MONSTER is a server for predicting the local structure and function properties of protein residues. MONSTER provides residue-wise annotation services, that include secondary structure, transmembrane-helix region, disorder region, protein-DNA binding site, \red {ligand-binding site}, local structure alphabet, solvent accessibility surface area, and residue-wise contact order prediction. MONSTER uses sequence-derived information (in the form of PSI-BLAST profiles), a window-based encoding scheme with an accurate kernel function to perform the classification or estimation. The user provides an amino acid sequence and selects the desired predictions, and submits a job to the MONSTER server. The results are emailed to the user as a link directing the user to a well formatted HTML output page.

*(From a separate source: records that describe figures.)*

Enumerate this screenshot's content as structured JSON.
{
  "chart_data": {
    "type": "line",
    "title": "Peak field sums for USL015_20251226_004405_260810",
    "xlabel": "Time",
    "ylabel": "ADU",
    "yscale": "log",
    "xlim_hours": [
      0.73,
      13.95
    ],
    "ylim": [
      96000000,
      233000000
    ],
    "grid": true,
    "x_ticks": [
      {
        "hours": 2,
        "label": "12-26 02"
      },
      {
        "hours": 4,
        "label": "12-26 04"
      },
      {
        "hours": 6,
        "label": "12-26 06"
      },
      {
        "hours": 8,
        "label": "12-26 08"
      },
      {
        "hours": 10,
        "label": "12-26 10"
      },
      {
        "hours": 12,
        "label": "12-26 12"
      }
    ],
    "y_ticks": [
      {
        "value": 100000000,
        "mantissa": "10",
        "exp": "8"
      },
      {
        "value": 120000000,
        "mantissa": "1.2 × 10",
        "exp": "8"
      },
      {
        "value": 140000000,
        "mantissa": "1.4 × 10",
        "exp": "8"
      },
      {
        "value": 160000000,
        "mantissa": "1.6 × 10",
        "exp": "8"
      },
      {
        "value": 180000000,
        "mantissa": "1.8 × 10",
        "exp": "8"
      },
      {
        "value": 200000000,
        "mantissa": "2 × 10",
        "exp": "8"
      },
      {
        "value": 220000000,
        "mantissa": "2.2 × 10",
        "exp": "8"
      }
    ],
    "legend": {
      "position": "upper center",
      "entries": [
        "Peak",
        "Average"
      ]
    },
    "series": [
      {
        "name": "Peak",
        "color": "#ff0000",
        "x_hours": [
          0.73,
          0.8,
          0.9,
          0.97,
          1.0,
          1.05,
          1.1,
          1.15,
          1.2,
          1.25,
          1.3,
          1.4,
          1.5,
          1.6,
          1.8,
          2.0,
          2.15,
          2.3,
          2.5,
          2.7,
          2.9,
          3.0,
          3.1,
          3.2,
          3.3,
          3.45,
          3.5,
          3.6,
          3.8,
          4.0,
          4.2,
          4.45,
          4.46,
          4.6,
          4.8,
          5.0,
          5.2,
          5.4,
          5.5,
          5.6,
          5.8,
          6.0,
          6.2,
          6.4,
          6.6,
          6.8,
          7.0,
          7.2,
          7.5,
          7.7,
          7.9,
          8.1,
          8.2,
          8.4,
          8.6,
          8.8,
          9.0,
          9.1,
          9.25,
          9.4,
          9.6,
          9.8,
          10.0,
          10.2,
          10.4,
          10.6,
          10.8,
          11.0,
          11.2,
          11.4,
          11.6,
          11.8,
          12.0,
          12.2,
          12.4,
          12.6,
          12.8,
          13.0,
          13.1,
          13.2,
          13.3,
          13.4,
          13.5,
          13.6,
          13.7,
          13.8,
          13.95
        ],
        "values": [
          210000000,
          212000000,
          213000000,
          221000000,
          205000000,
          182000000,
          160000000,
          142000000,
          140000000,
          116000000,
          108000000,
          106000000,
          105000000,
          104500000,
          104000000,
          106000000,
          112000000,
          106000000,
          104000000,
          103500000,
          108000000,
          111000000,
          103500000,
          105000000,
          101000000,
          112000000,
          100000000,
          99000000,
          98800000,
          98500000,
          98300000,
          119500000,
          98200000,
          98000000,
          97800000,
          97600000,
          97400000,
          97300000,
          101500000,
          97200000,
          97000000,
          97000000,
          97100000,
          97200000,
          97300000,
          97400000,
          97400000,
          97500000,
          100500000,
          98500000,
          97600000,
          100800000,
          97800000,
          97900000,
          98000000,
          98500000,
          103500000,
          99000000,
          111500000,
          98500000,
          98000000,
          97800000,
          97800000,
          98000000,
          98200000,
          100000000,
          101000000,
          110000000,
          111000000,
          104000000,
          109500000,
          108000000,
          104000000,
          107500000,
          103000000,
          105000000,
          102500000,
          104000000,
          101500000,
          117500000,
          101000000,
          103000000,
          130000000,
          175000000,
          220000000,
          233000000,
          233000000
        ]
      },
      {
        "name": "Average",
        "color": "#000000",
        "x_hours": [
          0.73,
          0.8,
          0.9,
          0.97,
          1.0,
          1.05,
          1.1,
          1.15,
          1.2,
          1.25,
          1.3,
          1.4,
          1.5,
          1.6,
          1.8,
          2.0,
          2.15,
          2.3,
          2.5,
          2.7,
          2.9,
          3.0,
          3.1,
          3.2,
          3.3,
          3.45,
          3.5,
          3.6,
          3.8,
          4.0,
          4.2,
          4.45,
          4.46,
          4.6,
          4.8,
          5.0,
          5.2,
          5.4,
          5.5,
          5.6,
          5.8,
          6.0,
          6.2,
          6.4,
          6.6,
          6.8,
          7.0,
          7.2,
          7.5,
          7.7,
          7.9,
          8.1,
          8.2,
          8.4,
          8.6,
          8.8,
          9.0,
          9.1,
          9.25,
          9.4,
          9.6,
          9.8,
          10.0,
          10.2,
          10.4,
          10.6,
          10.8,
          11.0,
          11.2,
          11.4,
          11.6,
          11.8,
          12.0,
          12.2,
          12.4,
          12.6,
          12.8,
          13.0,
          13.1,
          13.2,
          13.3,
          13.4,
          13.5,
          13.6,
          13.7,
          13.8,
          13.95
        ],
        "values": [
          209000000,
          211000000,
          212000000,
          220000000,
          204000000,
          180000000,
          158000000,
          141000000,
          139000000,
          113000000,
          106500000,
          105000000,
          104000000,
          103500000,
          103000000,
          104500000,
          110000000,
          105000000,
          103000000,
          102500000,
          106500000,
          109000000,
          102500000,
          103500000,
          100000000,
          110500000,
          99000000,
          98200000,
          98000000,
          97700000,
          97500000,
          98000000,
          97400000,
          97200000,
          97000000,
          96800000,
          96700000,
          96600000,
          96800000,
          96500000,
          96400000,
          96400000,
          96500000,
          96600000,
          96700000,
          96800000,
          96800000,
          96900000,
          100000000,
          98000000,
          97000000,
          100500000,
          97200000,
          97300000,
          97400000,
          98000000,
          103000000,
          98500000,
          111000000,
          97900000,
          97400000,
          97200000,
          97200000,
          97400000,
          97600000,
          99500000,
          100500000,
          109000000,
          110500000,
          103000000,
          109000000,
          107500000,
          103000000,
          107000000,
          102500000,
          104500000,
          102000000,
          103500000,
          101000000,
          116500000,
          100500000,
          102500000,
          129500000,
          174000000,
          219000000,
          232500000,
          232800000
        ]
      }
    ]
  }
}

MARINER: MinnesotA pRotein modelINg servER

MARINER: is a server for predicting the three-dimensional structure of proteins using homology modeling based techniques. This server is always under development, and was used for participation in the CASP 8 protein structure prediction competition. Watch this space for a future version of this server. Also students at George Mason interested in the competition, please get in touch with me.

Profile-based Kernel Compute Package

kernel-compute is a package that computes pairwise profile-based similarity matrix. This matrix can then be converted into a valid kernel matrix with an eigen value transformation. This scoring matrix has shown to be the best performing method for developing remote homology detection and fold recognition models.